A juíza Adriana Cardoso dos Reis, da 37ª Vara Cível de São Paulo, decidiu condenar o influenciador Bruno Aiub, conhecido como Monark, ao pagamento de R$ 100 mil por dano moral coletivo. Essa condenação se deve a declarações feitas em 2022, nas quais Monark defendia a criação de um partido nazista no Brasil.
A decisão foi proferida na terça-feira, 15, e a magistrada destacou que as manifestações antissemitas não estão protegidas pela liberdade de expressão. Ela argumentou que a defesa pública de ideias que promovem a supremacia racial e o extermínio de minorias viola os direitos da coletividade.
✨ O processo resultou de uma ação do Ministério Público de São Paulo, que surgiu a partir de declarações feitas por Monark durante um episódio de seu podcast 'Flow', em fevereiro de 2022.
Durante o podcast, Monark dialogava com os deputados Kim Kataguiri e Tabata Amaral, quando afirmou que acreditava na legitimidade de se reconhecer um partido nazista pela lei. Após essa declaração, o Ministério Público pediu a remoção do vídeo do YouTube e a abertura de um inquérito pela Polícia Civil. A promotoria, além disso, reivindicou uma indenização de R$ 4 milhões por dano social.
A juíza Reis considerou que a defesa da criação de um partido nazista não é uma simples opinião política dentro do regime democrático, uma vez que o nazismo fundamenta-se na ideia de supremacia racial e na perseguição de grupos, incluindo judeus.
No que diz respeito ao dano moral coletivo, a juíza explicou que não é necessário demonstrar prejuízo a vítimas individualmente identificadas, pois o discurso a favor do nazismo ofende a integridade moral da sociedade brasileira.
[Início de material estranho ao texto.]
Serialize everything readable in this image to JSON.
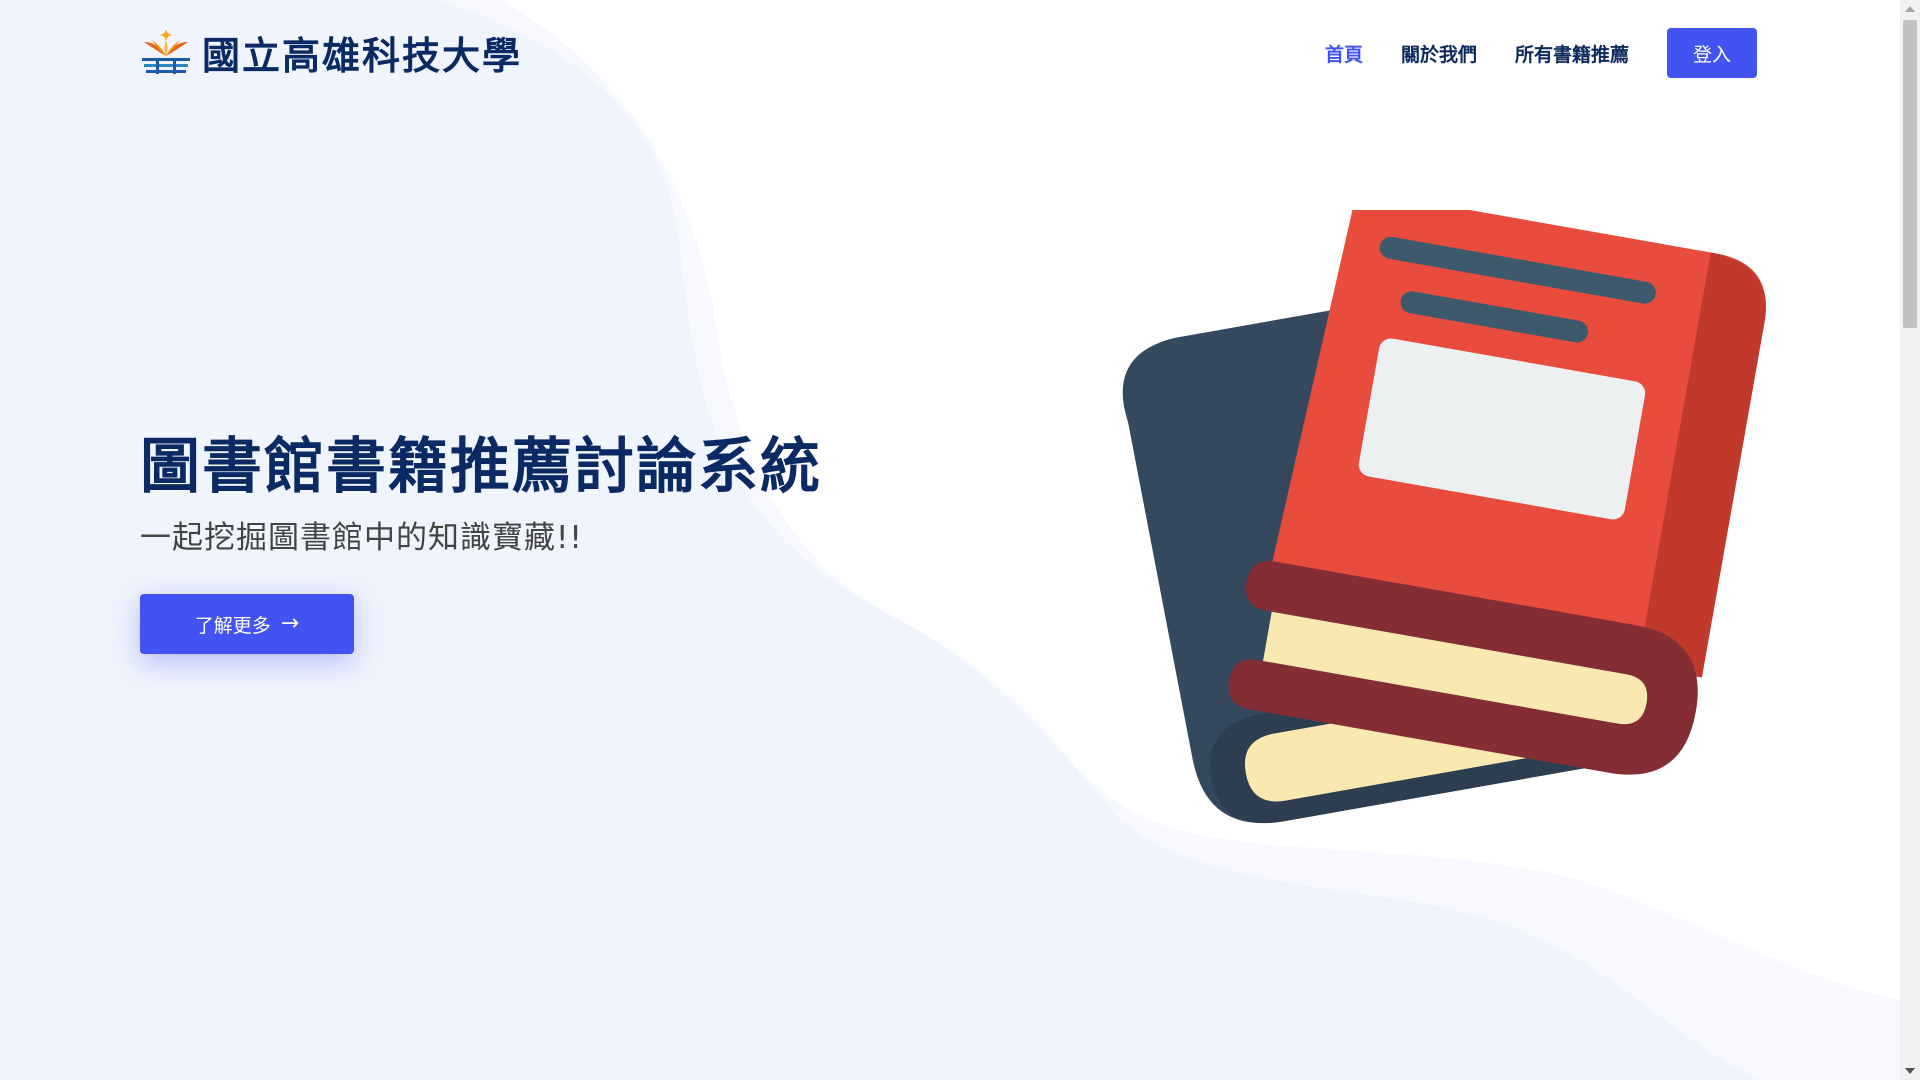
{
  "header": {
    "logo_text": "國立高雄科技大學",
    "nav": {
      "home": "首頁",
      "about": "關於我們",
      "all_books": "所有書籍推薦"
    },
    "login_label": "登入"
  },
  "hero": {
    "title": "圖書館書籍推薦討論系統",
    "subtitle": "一起挖掘圖書館中的知識寶藏!!",
    "cta_label": "了解更多"
  },
  "colors": {
    "accent": "#4154f1",
    "heading": "#0b2a63",
    "background_wave": "#f0f4fd"
  },
  "icons": {
    "logo": "university-logo-icon",
    "cta_arrow": "arrow-right-icon",
    "illustration": "books-illustration-icon"
  }
}
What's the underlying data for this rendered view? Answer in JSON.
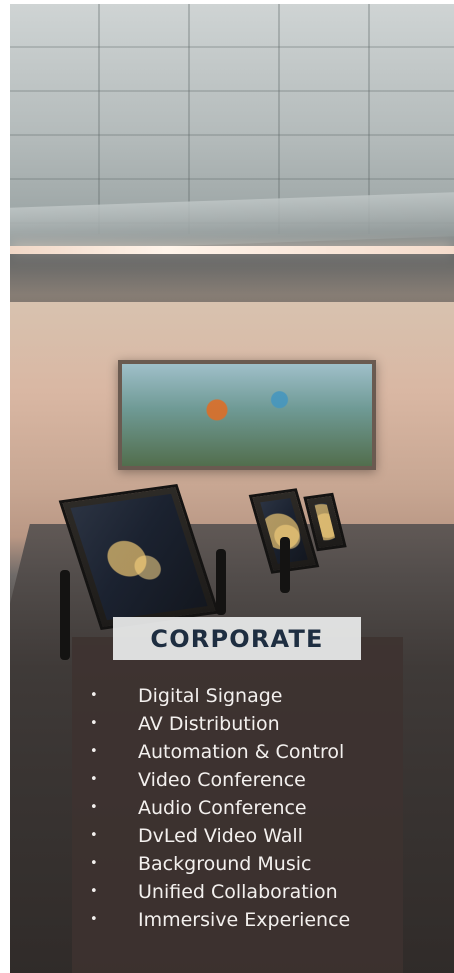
{
  "heading": {
    "title": "CORPORATE"
  },
  "services": [
    "Digital Signage",
    "AV Distribution",
    "Automation & Control",
    "Video Conference",
    "Audio Conference",
    "DvLed Video Wall",
    "Background Music",
    "Unified Collaboration",
    "Immersive Experience"
  ],
  "ui": {
    "bullet_symbol": "•"
  },
  "colors": {
    "heading_text": "#1e2e41",
    "heading_background": "#e8e9e9",
    "panel_background": "#3e3230",
    "list_text": "#f3f0ee"
  }
}
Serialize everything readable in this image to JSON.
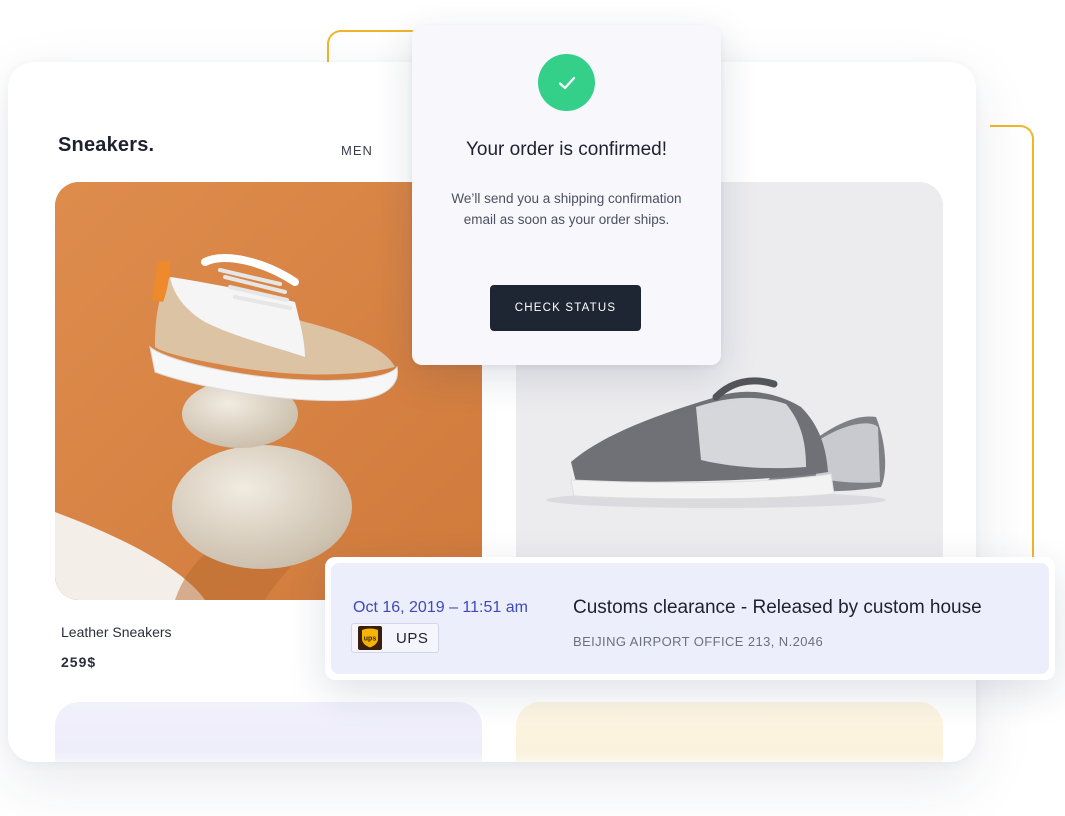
{
  "shop": {
    "brand": "Sneakers.",
    "nav": [
      "MEN"
    ],
    "products": [
      {
        "name": "Leather Sneakers",
        "price": "259$"
      }
    ]
  },
  "confirmation": {
    "title": "Your order is confirmed!",
    "message": "We’ll send you a shipping confirmation email as soon as your order ships.",
    "button_label": "CHECK STATUS",
    "icon": "checkmark-icon",
    "accent_color": "#34d08a"
  },
  "tracking": {
    "datetime": "Oct 16, 2019 – 11:51 am",
    "carrier": "UPS",
    "carrier_logo_text": "ups",
    "status": "Customs clearance - Released by custom house",
    "location": "BEIJING AIRPORT OFFICE 213, N.2046"
  },
  "colors": {
    "accent_orange": "#f0b52a",
    "button_dark": "#1d2632",
    "tracking_bg": "#eceefc",
    "date_blue": "#3d4bb5"
  }
}
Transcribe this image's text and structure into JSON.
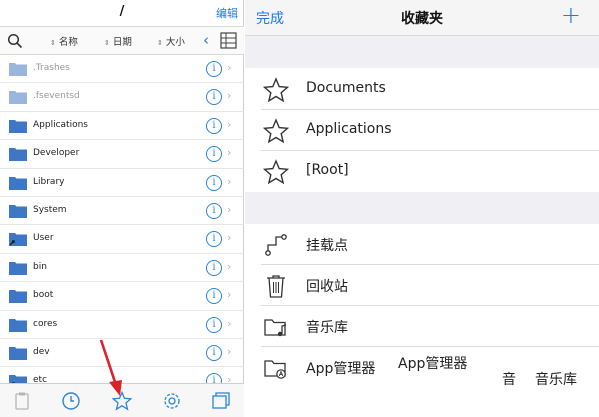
{
  "left_panel": {
    "title": "/",
    "edit_label": "编辑",
    "sort": {
      "name_label": "名称",
      "date_label": "日期",
      "size_label": "大小"
    },
    "rows": [
      {
        "name": ".Trashes",
        "dim": true
      },
      {
        "name": ".fseventsd",
        "dim": true
      },
      {
        "name": "Applications",
        "dim": false
      },
      {
        "name": "Developer",
        "dim": false
      },
      {
        "name": "Library",
        "dim": false
      },
      {
        "name": "System",
        "dim": false
      },
      {
        "name": "User",
        "dim": false
      },
      {
        "name": "bin",
        "dim": false
      },
      {
        "name": "boot",
        "dim": false
      },
      {
        "name": "cores",
        "dim": false
      },
      {
        "name": "dev",
        "dim": false
      },
      {
        "name": "etc",
        "dim": false
      }
    ],
    "info_glyph": "i",
    "tabbar_icons": [
      "clipboard-icon",
      "clock-icon",
      "star-icon",
      "gear-icon",
      "windows-icon"
    ]
  },
  "right_panel": {
    "done_label": "完成",
    "title": "收藏夹",
    "add_glyph": "+",
    "favorites": [
      {
        "label": "Documents",
        "icon": "star-icon"
      },
      {
        "label": "Applications",
        "icon": "star-icon"
      },
      {
        "label": "[Root]",
        "icon": "star-icon"
      }
    ],
    "places": [
      {
        "label": "挂载点",
        "icon": "mount-point-icon"
      },
      {
        "label": "回收站",
        "icon": "trash-icon"
      },
      {
        "label": "音乐库",
        "icon": "music-folder-icon"
      },
      {
        "label": "App管理器",
        "icon": "app-folder-icon"
      }
    ],
    "ghost_texts": {
      "app_manager_echo": "App管理器",
      "music_short": "音",
      "music_echo": "音乐库"
    }
  },
  "colors": {
    "accent": "#1a7ae6",
    "folder": "#3d77c6",
    "folder_dim": "#9ab6dc",
    "annotation_arrow": "#d9242a",
    "band": "#efeff4"
  }
}
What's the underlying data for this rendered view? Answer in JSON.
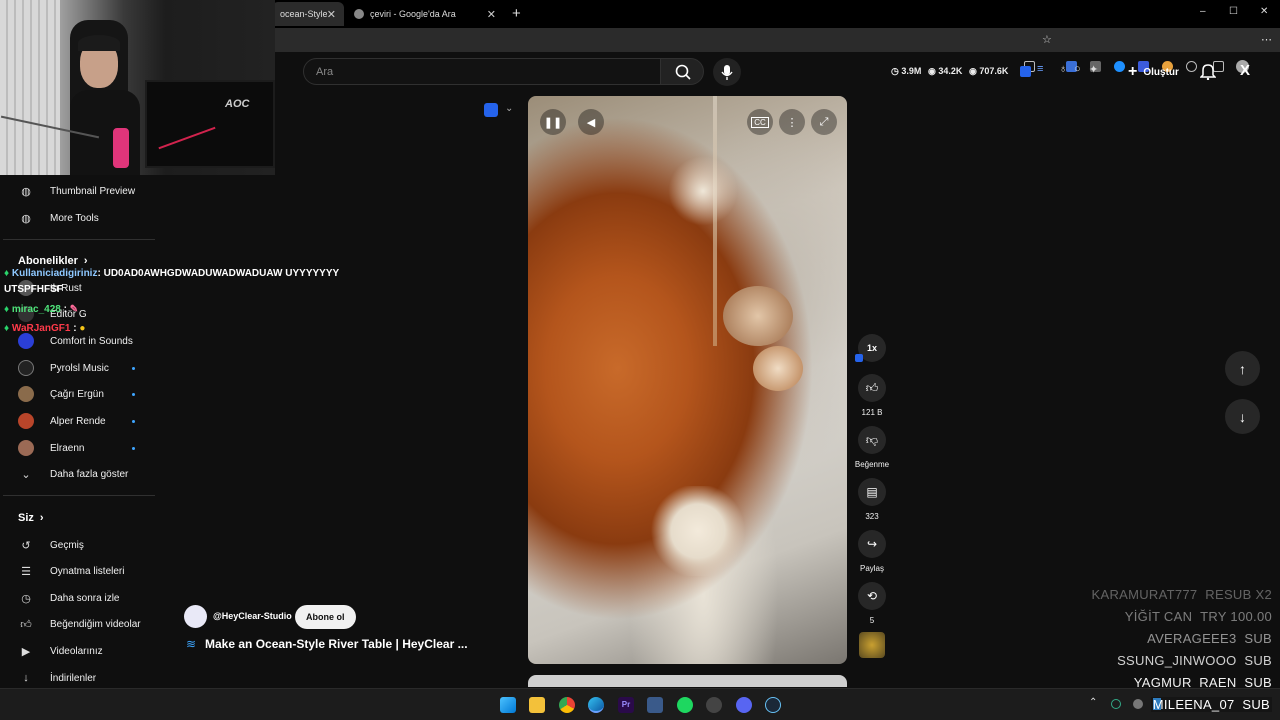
{
  "browser": {
    "tabs": [
      {
        "title": "ocean-Style Rive",
        "active": true
      },
      {
        "title": "çeviri - Google'da Ara",
        "active": false
      }
    ],
    "new_tab": "+",
    "window_controls": [
      "–",
      "☐",
      "✕"
    ]
  },
  "header": {
    "search_placeholder": "Ara",
    "stats": [
      {
        "icon": "clock-icon",
        "value": "3.9M"
      },
      {
        "icon": "eye-icon",
        "value": "34.2K"
      },
      {
        "icon": "eye-icon",
        "value": "707.6K"
      }
    ],
    "create_label": "Oluştur"
  },
  "sidebar": {
    "top_items": [
      {
        "label": "Thumbnail Preview",
        "icon": "tool-icon"
      },
      {
        "label": "More Tools",
        "icon": "tool-icon"
      }
    ],
    "subscriptions_title": "Abonelikler",
    "subscriptions": [
      {
        "label": "th Rust",
        "dot": false
      },
      {
        "label": "Editör G",
        "dot": false
      },
      {
        "label": "Comfort in Sounds",
        "dot": false
      },
      {
        "label": "Pyrolsl Music",
        "dot": true
      },
      {
        "label": "Çağrı Ergün",
        "dot": true
      },
      {
        "label": "Alper Rende",
        "dot": true
      },
      {
        "label": "Elraenn",
        "dot": true
      }
    ],
    "show_more": "Daha fazla göster",
    "you_title": "Siz",
    "you_items": [
      {
        "label": "Geçmiş",
        "icon": "history-icon"
      },
      {
        "label": "Oynatma listeleri",
        "icon": "playlist-icon"
      },
      {
        "label": "Daha sonra izle",
        "icon": "clock-icon"
      },
      {
        "label": "Beğendiğim videolar",
        "icon": "like-icon"
      },
      {
        "label": "Videolarınız",
        "icon": "video-icon"
      },
      {
        "label": "İndirilenler",
        "icon": "download-icon"
      }
    ]
  },
  "chat": [
    {
      "user": "Kullaniciadigiriniz",
      "sep": ":",
      "message": "UD0AD0AWHGDWADUWADWADUAW UYYYYYYY",
      "color": "#8ec8ff"
    },
    {
      "user": "",
      "sep": "",
      "message": "UTSPFHFSF",
      "color": "#ffffff"
    },
    {
      "user": "mirac_428",
      "sep": ":",
      "message": "",
      "color": "#4fe37a"
    },
    {
      "user": "WaRJanGF1",
      "sep": ":",
      "message": "",
      "color": "#ff3a4a"
    }
  ],
  "short": {
    "channel": "@HeyClear-Studio",
    "subscribe": "Abone ol",
    "title": "Make an Ocean-Style River Table | HeyClear ..."
  },
  "actions": {
    "speed": "1x",
    "likes": "121 B",
    "dislike": "Beğenme",
    "comments": "323",
    "share": "Paylaş",
    "remix": "5"
  },
  "alerts": [
    {
      "name": "KARAMURAT777",
      "event": "RESUB X2",
      "opacity": 0.35
    },
    {
      "name": "YİĞİT CAN",
      "event": "TRY 100.00",
      "opacity": 0.45
    },
    {
      "name": "AVERAGEEE3",
      "event": "SUB",
      "opacity": 0.55
    },
    {
      "name": "SSUNG_JINWOOO",
      "event": "SUB",
      "opacity": 0.8
    },
    {
      "name": "YAGMUR_RAEN",
      "event": "SUB",
      "opacity": 0.95
    },
    {
      "name": "MILEENA_07",
      "event": "SUB",
      "opacity": 1.0
    }
  ]
}
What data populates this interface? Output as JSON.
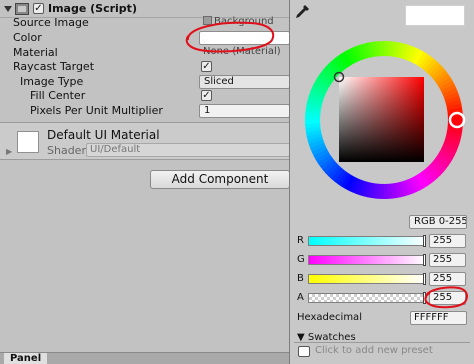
{
  "inspector": {
    "component": {
      "title": "Image (Script)",
      "enabled": true
    },
    "properties": [
      {
        "label": "Source Image",
        "value": "Background"
      },
      {
        "label": "Color",
        "value": ""
      },
      {
        "label": "Material",
        "value": "None (Material)"
      },
      {
        "label": "Raycast Target",
        "checked": true
      },
      {
        "label": "Image Type",
        "value": "Sliced"
      },
      {
        "label": "Fill Center",
        "checked": true
      },
      {
        "label": "Pixels Per Unit Multiplier",
        "value": "1"
      }
    ],
    "material": {
      "title": "Default UI Material",
      "shader_label": "Shader",
      "shader_value": "UI/Default"
    },
    "add_component_label": "Add Component",
    "panel_tab": "Panel"
  },
  "color_picker": {
    "preview_color": "#ffffff",
    "mode": "RGB 0-255",
    "channels": [
      {
        "label": "R",
        "value": "255",
        "gradient_from": "#00ffff",
        "gradient_to": "#ffffff"
      },
      {
        "label": "G",
        "value": "255",
        "gradient_from": "#ff00ff",
        "gradient_to": "#ffffff"
      },
      {
        "label": "B",
        "value": "255",
        "gradient_from": "#ffff00",
        "gradient_to": "#ffffff"
      },
      {
        "label": "A",
        "value": "255"
      }
    ],
    "hex_label": "Hexadecimal",
    "hex_value": "FFFFFF",
    "swatches_label": "Swatches",
    "preset_text": "Click to add new preset"
  },
  "annotation_color": "#e0101a"
}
Ela estipulou a indenização de R$ 100 mil devido à gravidade do ato e ao alcance das declarações nas redes sociais, além da necessidade de desestimular a disseminação do ódio.
O valor da indenização será destinado ao Fundo Estadual de Defesa dos Interesses Difusos. O advogado Hugo Freitas Reis, que defende Monark, informou que recorrerá da decisão, afirmando que as argumentações apresentadas no processo não foram devidamente analisadas. Segundo ele, Monark atuou na defesa da liberdade de expressão de forma ampla, alinhada à sua ideologia anarquista, que incluiria a liberdade para todos, mesmo para grupos que ele se opõe, como os nazistas.